However, even though Rivas appears to have taken the position as frontrunner in the position for that backup spot, Wilson isn't quite ready to concede.
He has looked adequate on defense in the 16 games he has played this month, though his offense has not kept up that pace. In contrast, Rivas came into Friday's contest against the Reds having hit safely in 10 of the 14 games he has played in.
"I've been doing alright," said Wilson, who entered Friday's game with just six hits in 33 Spring Training at-bats. "I haven't really been hitting the way that I should. As far as hitting goes, though, it's still early. Sooner rather than later, I'll get that figured out."
It's arguably now not so much when as where Wilson will get that figured out. If he comes out the winner in the middle infield battle, then that answer is simple. He'll play in his hometown of Pittsburgh, wearing the uniform that his baseball idols growing up used to wear.
"It definitely always was my dream as a little kid to play for the Pirates," said Wilson, a 1999 Mount Lebanon High School graduate. "I always hoped I would get the chance to play in Pittsburgh, and sooner rather than later."
But the circumstances drastically change if Wilson is left off of the team's 25-man roster.
Wilson has no more option years, meaning that if he is not on the team's Opening Day roster, he would have to clear waivers before the team could send him down to Triple-A Indianapolis.
General manager Neal Huntington acknowledged earlier this spring that he feared that making Wilson available on waivers would be a significant risk. When the Pirates claimed the middle infielder off waivers from Tampa Bay, there were numerous other big league clubs that also had interest in him.
That was part of the reasoning behind making Olmedo the one available to be claimed off waivers -- rather than Wilson -- when the team needed to clear a roster spot for Byung-Hyun Kim back in February.
If that same interest is still there, then the Pirates may not have the luxury of keeping Wilson in their organization.

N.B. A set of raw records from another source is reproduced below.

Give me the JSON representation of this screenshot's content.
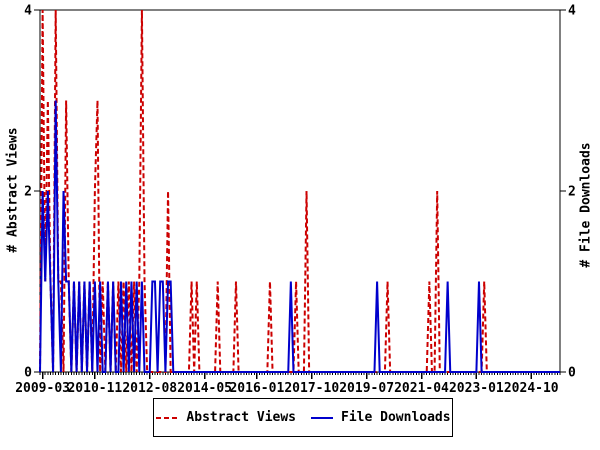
{
  "chart_data": {
    "type": "line",
    "title": "",
    "x_start_month": "2009-02",
    "months_total": 200,
    "x_tick_labels": [
      "2009-03",
      "2010-11",
      "2012-08",
      "2014-05",
      "2016-01",
      "2017-10",
      "2019-07",
      "2021-04",
      "2023-01",
      "2024-10"
    ],
    "x_tick_month_indices": [
      1,
      21,
      42,
      63,
      83,
      104,
      125,
      146,
      167,
      188
    ],
    "y_left_label": "# Abstract Views",
    "y_right_label": "# File Downloads",
    "y_ticks": [
      0,
      2,
      4
    ],
    "ylim": [
      0,
      4
    ],
    "grid": false,
    "legend_position": "bottom-center",
    "series": [
      {
        "name": "Abstract Views",
        "color": "#cc0000",
        "style": "dashed",
        "axis": "left",
        "values": [
          0,
          4,
          1,
          3,
          1,
          0,
          4,
          1,
          1,
          0,
          3,
          1,
          0,
          1,
          0,
          1,
          0,
          1,
          0,
          1,
          0,
          2,
          3,
          0,
          1,
          0,
          1,
          0,
          1,
          0,
          1,
          0,
          1,
          0,
          1,
          0,
          1,
          0,
          1,
          4,
          1,
          0,
          0,
          0,
          0,
          0,
          0,
          0,
          0,
          2,
          0,
          0,
          0,
          0,
          0,
          0,
          0,
          0,
          1,
          0,
          1,
          0,
          0,
          0,
          0,
          0,
          0,
          0,
          1,
          0,
          0,
          0,
          0,
          0,
          0,
          1,
          0,
          0,
          0,
          0,
          0,
          0,
          0,
          0,
          0,
          0,
          0,
          0,
          1,
          0,
          0,
          0,
          0,
          0,
          0,
          0,
          0,
          0,
          1,
          0,
          0,
          0,
          2,
          0,
          0,
          0,
          0,
          0,
          0,
          0,
          0,
          0,
          0,
          0,
          0,
          0,
          0,
          0,
          0,
          0,
          0,
          0,
          0,
          0,
          0,
          0,
          0,
          0,
          0,
          0,
          0,
          0,
          0,
          1,
          0,
          0,
          0,
          0,
          0,
          0,
          0,
          0,
          0,
          0,
          0,
          0,
          0,
          0,
          0,
          1,
          0,
          0,
          2,
          0,
          0,
          0,
          0,
          0,
          0,
          0,
          0,
          0,
          0,
          0,
          0,
          0,
          0,
          0,
          0,
          0,
          1,
          0,
          0,
          0,
          0,
          0,
          0,
          0,
          0,
          0,
          0,
          0,
          0,
          0,
          0,
          0,
          0,
          0,
          0,
          0,
          0,
          0,
          0,
          0,
          0,
          0,
          0,
          0,
          0,
          0
        ]
      },
      {
        "name": "File Downloads",
        "color": "#0000cc",
        "style": "solid",
        "axis": "right",
        "values": [
          0,
          2,
          1,
          2,
          1,
          0,
          3,
          1,
          0,
          2,
          1,
          1,
          0,
          1,
          0,
          1,
          0,
          1,
          0,
          1,
          0,
          1,
          0,
          1,
          0,
          0,
          1,
          0,
          1,
          0,
          0,
          1,
          0,
          1,
          0,
          1,
          0,
          1,
          0,
          1,
          0,
          0,
          0,
          1,
          1,
          0,
          1,
          1,
          0,
          1,
          1,
          0,
          0,
          0,
          0,
          0,
          0,
          0,
          0,
          0,
          0,
          0,
          0,
          0,
          0,
          0,
          0,
          0,
          0,
          0,
          0,
          0,
          0,
          0,
          0,
          0,
          0,
          0,
          0,
          0,
          0,
          0,
          0,
          0,
          0,
          0,
          0,
          0,
          0,
          0,
          0,
          0,
          0,
          0,
          0,
          0,
          1,
          0,
          0,
          0,
          0,
          0,
          0,
          0,
          0,
          0,
          0,
          0,
          0,
          0,
          0,
          0,
          0,
          0,
          0,
          0,
          0,
          0,
          0,
          0,
          0,
          0,
          0,
          0,
          0,
          0,
          0,
          0,
          0,
          1,
          0,
          0,
          0,
          0,
          0,
          0,
          0,
          0,
          0,
          0,
          0,
          0,
          0,
          0,
          0,
          0,
          0,
          0,
          0,
          0,
          0,
          0,
          0,
          0,
          0,
          0,
          1,
          0,
          0,
          0,
          0,
          0,
          0,
          0,
          0,
          0,
          0,
          0,
          1,
          0,
          0,
          0,
          0,
          0,
          0,
          0,
          0,
          0,
          0,
          0,
          0,
          0,
          0,
          0,
          0,
          0,
          0,
          0,
          0,
          0,
          0,
          0,
          0,
          0,
          0,
          0,
          0,
          0,
          0,
          0
        ]
      }
    ]
  },
  "legend": {
    "items": [
      {
        "label": "Abstract Views",
        "swatch": "dashed-red-line"
      },
      {
        "label": "File Downloads",
        "swatch": "solid-blue-line"
      }
    ]
  },
  "colors": {
    "abstract_views": "#cc0000",
    "file_downloads": "#0000cc",
    "axis": "#000000",
    "background": "#ffffff"
  }
}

And Wilson's hope of one day playing for the Pirates would be over for the present time.
Regardless, Wilson said he hasn't put much thought into his status.
"It's the way the game works," said Wilson, who has played in 116 Major League games in his career. "If it doesn't work out here, hopefully it means that it works out for me somewhere else. If not, Triple-A isn't the worst thing."
He even added that though the dream of playing at PNC Park remains strong, he is prepared to sacrifice that possibility if it means a more open path to the Majors elsewhere.
"I know [shortstop prospect] Brian Bixler will be down [in Triple-A Indianapolis], and I'm not sure what chances I'd have to play," Wilson said. "I hope that whatever happens will be the best opportunity would be for me in terms of playing time."
But make no mistake, Wilson's central focus right now remains squarely on making the Major League club. He had his first significant taste of big league play a year ago when he combined to play in 105 games with Washington and Tampa Bay. During that stint, Wilson hit .238, but made 22 errors.
Wilson said he is hopeful that Rivas' re-emergence this spring has only pushed him to improve in both of those areas, even if it means that Rivas snatches away that bench spot that Wilson had hoped would be his.
"There's always competition -- there's no hard feeling," Wilson said. "If Luis makes the team and I don't, then I'm happy for him. He's a great player. He's had good experience in the big leagues. The way he's playing right now, he's playing like he wants to make this team."
"It's been awesome," he added. "To show up with a Pirates jersey on every day has been pretty cool."